Friday, July 5, 2013

Story-A-Day Retrospective: Final Thoughts

My last thoughts on the Story-A-Day challenge are mostly about how I accomplished it, and what helped me do so.  In particular, I gave myself more accountability than I often do, and I think that helped force my way through it.  Without the built-in support and accountability of NaNoWriMo, I felt I had to do something to help myself out.

The main outlet for this was posting my goal and occasional progress on the goal to G+, to the survivors (at the time) of Mary Robinette Kowal's online writing class.  In particular, I think staking the goal out early and publicly helped, and I've continued the tradition for July.

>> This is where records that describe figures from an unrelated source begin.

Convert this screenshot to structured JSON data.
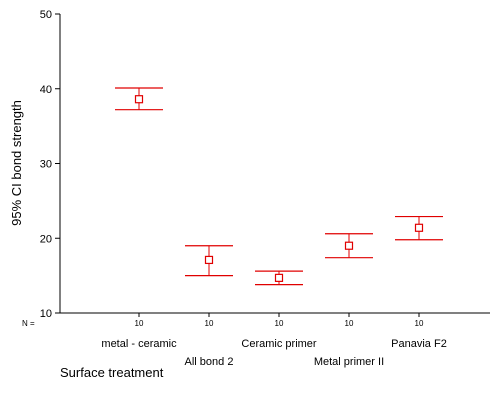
{
  "chart_data": {
    "type": "error-bar",
    "title": "",
    "xlabel": "Surface treatment",
    "ylabel": "95% CI bond strength",
    "ylim": [
      10,
      50
    ],
    "yticks": [
      10,
      20,
      30,
      40,
      50
    ],
    "n_prefix": "N =",
    "categories": [
      "metal - ceramic",
      "All bond 2",
      "Ceramic primer",
      "Metal primer II",
      "Panavia F2"
    ],
    "label_rows": [
      0,
      1,
      0,
      1,
      0
    ],
    "n": [
      "10",
      "10",
      "10",
      "10",
      "10"
    ],
    "mean": [
      38.6,
      17.1,
      14.7,
      19.0,
      21.4
    ],
    "lower": [
      37.2,
      15.0,
      13.8,
      17.4,
      19.8
    ],
    "upper": [
      40.1,
      19.0,
      15.6,
      20.6,
      22.9
    ],
    "color": "#e00000",
    "grid": false
  }
}
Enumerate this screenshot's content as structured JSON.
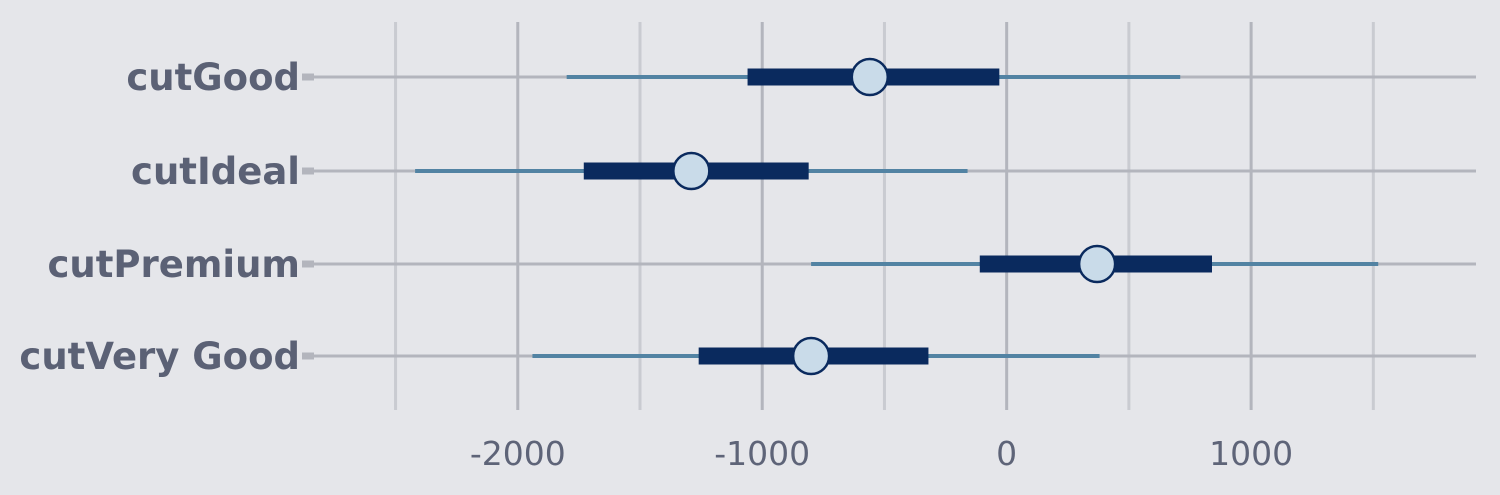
{
  "chart_data": {
    "type": "interval",
    "categories": [
      "cutGood",
      "cutIdeal",
      "cutPremium",
      "cutVery Good"
    ],
    "series": [
      {
        "values": [
          {
            "point": -560,
            "inner": [
              -1060,
              -30
            ],
            "outer": [
              -1800,
              710
            ]
          },
          {
            "point": -1290,
            "inner": [
              -1730,
              -810
            ],
            "outer": [
              -2420,
              -160
            ]
          },
          {
            "point": 370,
            "inner": [
              -110,
              840
            ],
            "outer": [
              -800,
              1520
            ]
          },
          {
            "point": -800,
            "inner": [
              -1260,
              -320
            ],
            "outer": [
              -1940,
              380
            ]
          }
        ]
      }
    ],
    "xlim": [
      -2850,
      1920
    ],
    "x_ticks": [
      -2000,
      -1000,
      0,
      1000
    ],
    "x_tick_labels": [
      "-2000",
      "-1000",
      "0",
      "1000"
    ],
    "grid": true,
    "colors": {
      "background": "#e5e6ea",
      "grid_major": "#b3b5bd",
      "grid_minor": "#c9cbd1",
      "outer_interval": "#5283a3",
      "inner_interval": "#0a2a5e",
      "point_fill": "#c9dbe9",
      "point_stroke": "#0a2a5e",
      "label_text": "#5b6175"
    }
  }
}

The other tool for online accountability was using the Magic Spreadsheet, which a local writing friend introduced me to.  The idea there is to build up the chain of writing (at least a small amount) every day, and it gives you points -- more based on the chain you develop than on the amount of words that you write.  Since I had already decided I wanted to end up with 30 stories in 30 days, and mostly write them one a day, it was a natural fit.  So I started at the beginning of June, and was encouraged to see my words and points pile up through the month.

I've continued the habit as well, allowing my points to pile higher in the spreadsheet.

In conclusion, it was a great exercise, and I'll probably do it or something like it again -- but not too soon.  I've much enjoyed not having as much pressure when I've been writing for these past few days.